L’expert y découvre les restes d’un missile, sûrement lancé par un drone américain. Ce qui indique que le transporteur n’est effectivement pas un fraudeur. Affaire close, puisque la veuve du fils Awan touchera une forte somme ? Hélas, lors d’une altercation, Zahid abat des militaires pakistanais, ce qui entraîne de mauvaises conséquences pour Qais. Sonia arrive à la rescousse, avec l’argent prévu, en billets. Dont une partie devrait calmer les proches des victimes de Zahid. Mais Qais et Riaz tombent finalement entre les mains des talibans. Ils sont séquestrés et maltraités, avant que Qais soit envoyé dans un village afghan, patientant plusieurs mois dans l’espoir qu’on verse une rançon pour lui…
Il n’y avait aucun poste de contrôle et on ne nous arrêta pas une seul fois. C’était une nuit sans lune mais le conducteur roulait tous phares éteints, appuyant sur l’accélérateur pour prendre de la vitesse lorsque c’était nécessaire. Assis sur une planche de bois, je m’agrippais à un arceau de sécurité pour ne pas tomber. Je n’essayais pas de parler à Riaz, qui se balançait lui aussi d’avant en arrière en se tenant à l’arceau. Nous attendions simplement que le trajet se termine, supportant la douleur et les secousses du véhicule en silence.
L’aube nous apporta un certain soulagement. L’homme aux roquettes découvrit son visage et se mit à fredonner […] Nos ravisseurs bondirent à terre puis nous demandèrent de descendre prudemment du véhicule. Ils se dépêchèrent de le couvrir ensuite d’une bâche de camouflage et déchargèrent des provisions. Deux hommes soulevèrent ensemble des sacs d’armes, tandis qu’un autre suspendait une bandoulière en cuir à son épaule afin de porter des bidons de carburant…

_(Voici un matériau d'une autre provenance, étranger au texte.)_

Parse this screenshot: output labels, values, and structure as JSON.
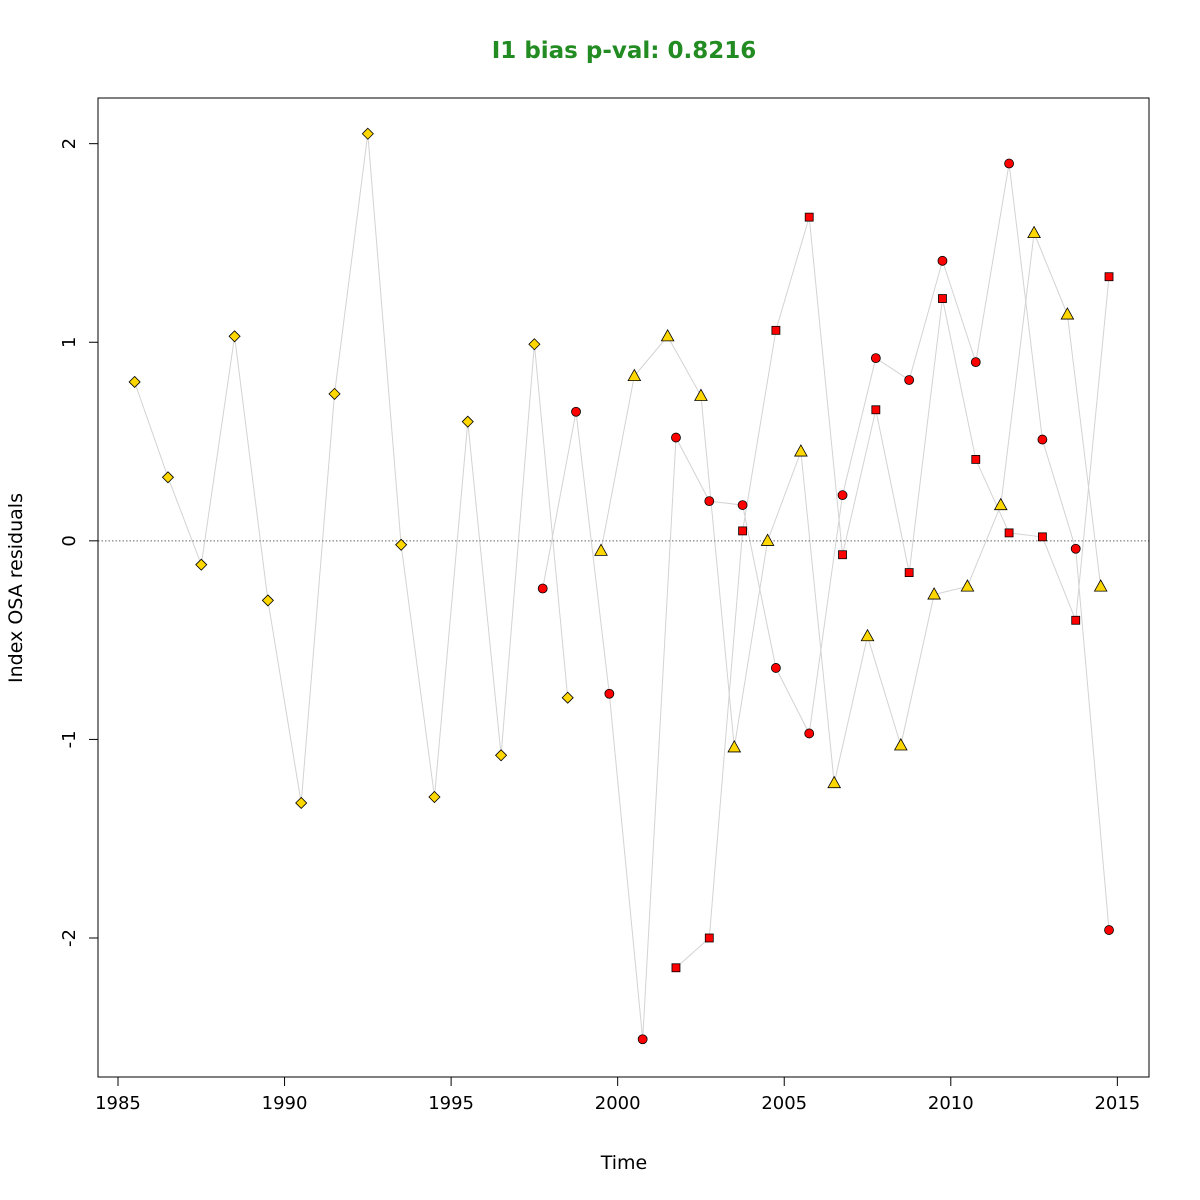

Dans l’esprit des occidentaux, la situation est probablement stabilisée en ce qui concerne l’Afghanistan et les contrées voisines. La guerre, c’est du passé. Une armée d’occupation suffit au maintien de l’ordre, les populations ayant retrouvé un semblant de vie ordinaire. Même relative, la paix régnerait donc. Pourtant, le Warizistan reste un foyer de conflits, et le Pakistan ne peut que confiner les talibans dans cette zone, sans rien résoudre. C’est dû en grande partie à la complexité de ce pays : le poids religieux y est très fort, mais chacun observe des pratiques selon ses convictions et ses traditions par rapport à l’Islam. Qui plus est, le mode de vie citadin de Karachi n’a rien de comparable avec les petites villes de l’intérieur. Et encore moins avec un territoire rural montagneux comme le Waziristan, avec ses références tribales auxquelles s’ajoute un djihadisme fondamentaliste islamique.
Il s’agit ici d’un roman d’action, d’aventure, avec ses interrogations et ses péripéties. Une intrigue sous le signe de la mort, où le héros se trouve confronté à de multiples dangers. Le personnage de Sayyid Qais, narrateur de ses tribulations, parvient à garder une distance quasi-philosophique face aux événements qu’il traverse. Un fatalisme oriental, peut-être. À coup sûr, ce n’est pas un cynique, il ne méprise personne. Mais, par exemple, comment faire comprendre au soldat adolescent Tariq que sa conception de la vie a été totalement faussée par la doctrine islamiste ? Et surtout, comment survivre dans de telles conditions, l’hostilité venant de tous bords ? Au-delà de la fiction, les réalités sociologiques pakistanaises nous étant méconnues, c’est évidemment le contexte dans cette partie du monde qui rend passionnante l’histoire. Un roman à découvrir.